Sorting in Python

February 13, 2021

Continuing MIT’s Data Structures and Algorithms course today, with my Python code for insertion sort, merge sort, and heap sort.

In all three, I generated a list of n random integers between 0 and n, sorted the list, and then printed the first and last elements to make sure they were expected values, since printing the whole list would take forever with large values of n.

Merge sort came out on top, with heap taking ~50% longer, and insertion taking almost as long to sort 10,000 items as merge took to sort 1,000,000.

Insertion Sort

def main():
    # Create list of random integers
    n = 10000
    numList = [None] * n
    for i in range(n):
        numList[i] = random.randint(0, n)

    # Starting at the first list element ensures that element [j] is always being inserted into
    # a sorted list, [0: j-1].
    for j in range(1, n):
        value_being_sorted = numList[j]
        i = j - 1

    # Move every element greater than 'value_being_sorted' to the right. When we reach a number less
    # than 'value', we stop and place 'value' to the right of it. If we never find a number less than
    # 'value', then 'value' is our new first element.
        while numList[i] > value_being_sorted:
            numList[i+1] = numList[i]
            i = i - 1

        numList[i+1] = value_being_sorted

Merge Sort

def main():
    # Create list of random integers
    n = 1000000
    numList = [None] * n
    for i in range(n):
        numList[i] = random.randint(0, n)

    # mergeSort() and merge() are both passed lengths so that they don't need to find
    # it themselves with len(). len() is not a demanding function, but it would get
    # called a lot, resulting in large function call overhead.
    sortedList = mergeSort(numList, n)
    print(sortedList[0])
    print(sortedList[n-1])

def mergeSort(numList, n):
    # Split input list
    lenA = n//2
    lenB = n - n//2
    subListA = numList[0:n//2]
    subListB = numList[n//2:n]

    # Recurse if sublists can be split further
    if lenA > 1:
        subListA = mergeSort(subListA, lenA)
    if lenB > 1:
        subListB = mergeSort(subListB, lenB)

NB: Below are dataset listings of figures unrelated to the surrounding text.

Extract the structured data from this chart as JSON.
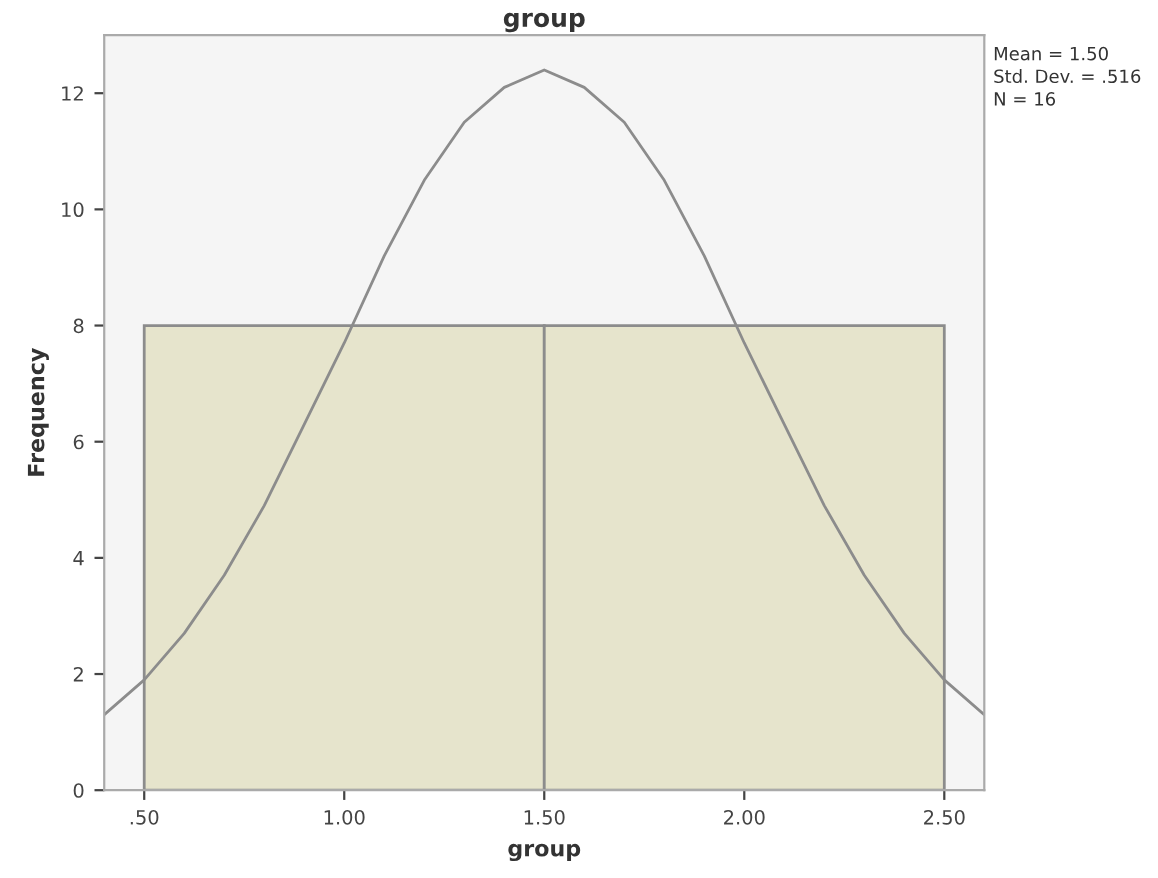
{
  "chart_data": {
    "type": "histogram",
    "title": "group",
    "xlabel": "group",
    "ylabel": "Frequency",
    "bins": [
      0.5,
      1.5,
      2.5
    ],
    "values": [
      8,
      8
    ],
    "color": "#e6e4cc",
    "series": [
      {
        "type": "line",
        "color": "#8c8c8c",
        "x": [
          0.4,
          0.5,
          0.6,
          0.7,
          0.8,
          0.9,
          1.0,
          1.1,
          1.2,
          1.3,
          1.4,
          1.5,
          1.6,
          1.7,
          1.8,
          1.9,
          2.0,
          2.1,
          2.2,
          2.3,
          2.4,
          2.5,
          2.6
        ],
        "values": [
          1.3,
          1.9,
          2.7,
          3.7,
          4.9,
          6.3,
          7.7,
          9.2,
          10.5,
          11.5,
          12.1,
          12.4,
          12.1,
          11.5,
          10.5,
          9.2,
          7.7,
          6.3,
          4.9,
          3.7,
          2.7,
          1.9,
          1.3
        ]
      }
    ],
    "xlim": [
      0.4,
      2.6
    ],
    "ylim": [
      0,
      13
    ],
    "xticks": [
      {
        "value": 0.5,
        "label": ".50"
      },
      {
        "value": 1.0,
        "label": "1.00"
      },
      {
        "value": 1.5,
        "label": "1.50"
      },
      {
        "value": 2.0,
        "label": "2.00"
      },
      {
        "value": 2.5,
        "label": "2.50"
      }
    ],
    "yticks": [
      0,
      2,
      4,
      6,
      8,
      10,
      12
    ],
    "annotations": [
      "Mean = 1.50",
      "Std. Dev. = .516",
      "N = 16"
    ]
  }
}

    # If sublists are sorted (and all single element lists are considered sorted), they are then merged
    output = merge(subListA, subListB, lenA, lenB)

    return output

def merge(subListA, subListB, lenA, lenB):
    # Three indices - one for each sublist, and one for the merged list
    i = 0
    j = 0
    k = 0

    # Initializing the merged output list is faster than creating an empty list and appending to it
    output = [None] * (lenA + lenB)

    # Compare values in each list, returning the larger, until one list is finished
    while i<lenA and j<lenB:
        if subListA[i] < subListB[j]:
            output[k] = subListA[i]
            i += 1
            k += 1
        else:
            output[k] = subListB[j]
            j += 1
            k += 1

    # Once one list is finished, the rest of the other list can be output without any value comparisons
    if i<lenA:
        output[k:] = subListA[i:]
    if j<lenB:
        output[k:] = subListB[j:]

    return output

Heap Sort

# Create list of random integers
def main():
    n = 1000000
    numList = [None] * n
    for i in range(n):
        numList[i] = random.randint(0, n)
    heapSort(numList, n)
    print(numList[0])
    print(numList[n-1])

def heapSort(numList, n):
    # heapSort() takes advantage of the O(1) time it takes to find the max in a max heap, 
    # so the numbers must first be turned into a max heap using heapify().
    heapify(numList, n)

    # The variable 'end' points to the last unsorted element in the list.
    # In each 'while' loop, the max (numList[0]) is swapped with the 'end' element,
    # which is then sifted to re-heapify the unsorted elements.
    end = n - 1
    while end > 0:
        numList[0], numList[end] = numList[end], numList[0]
        end = end - 1
        siftDown(numList, 0, end)

def heapify(numList, n):
    # heapify() starts at the middle of the list, which will always be the last parent 
    # element. Every element beyond this is a leaf, which cannot be sifted.
    start = n//2 - 1
    while start >= 0:
        siftDown(numList, start, n - 1)
        start = start - 1

def siftDown(numList, start, end):
    # The variable 'root' is the index of the parent of the current node group, and 
    # 'child' is the left child's index. Note that 2 * root + 1 returns the left child's
    # index in a zero-based array.
    root = start
    child = 2 * root + 1
    # If a child exists, 'swap' is used to index to the largest of the three nodes.
    # If that turns out to be the parent, then siftDown() is done. Otherwise, the 
    # parent is swapped with the larger child and the process repeats at the former parent's 
    # new location.
    while (child) <= end:
        swap = root
        if numList[swap] < numList[child]:
            swap = child
        if (child + 1) <= end and numList[swap] < numList[child + 1]:
            swap = child + 1

        if swap == root:
            return
        else:
            numList[root], numList[swap] = numList[swap], numList[root]
            root = swap
            child = 2 * root + 1

Lessons Learned

  • It can be worth it to avoid using the len() function if it’s going to be called a lot.
  • Initializing an array of [None] * x values and assigning a value for each index is faster than calling append() a bunch of times.
  • I need to learn to find more elegant ‘if’ statement solutions - my original attempt at the merge() function had some embarrassingly ugly branches.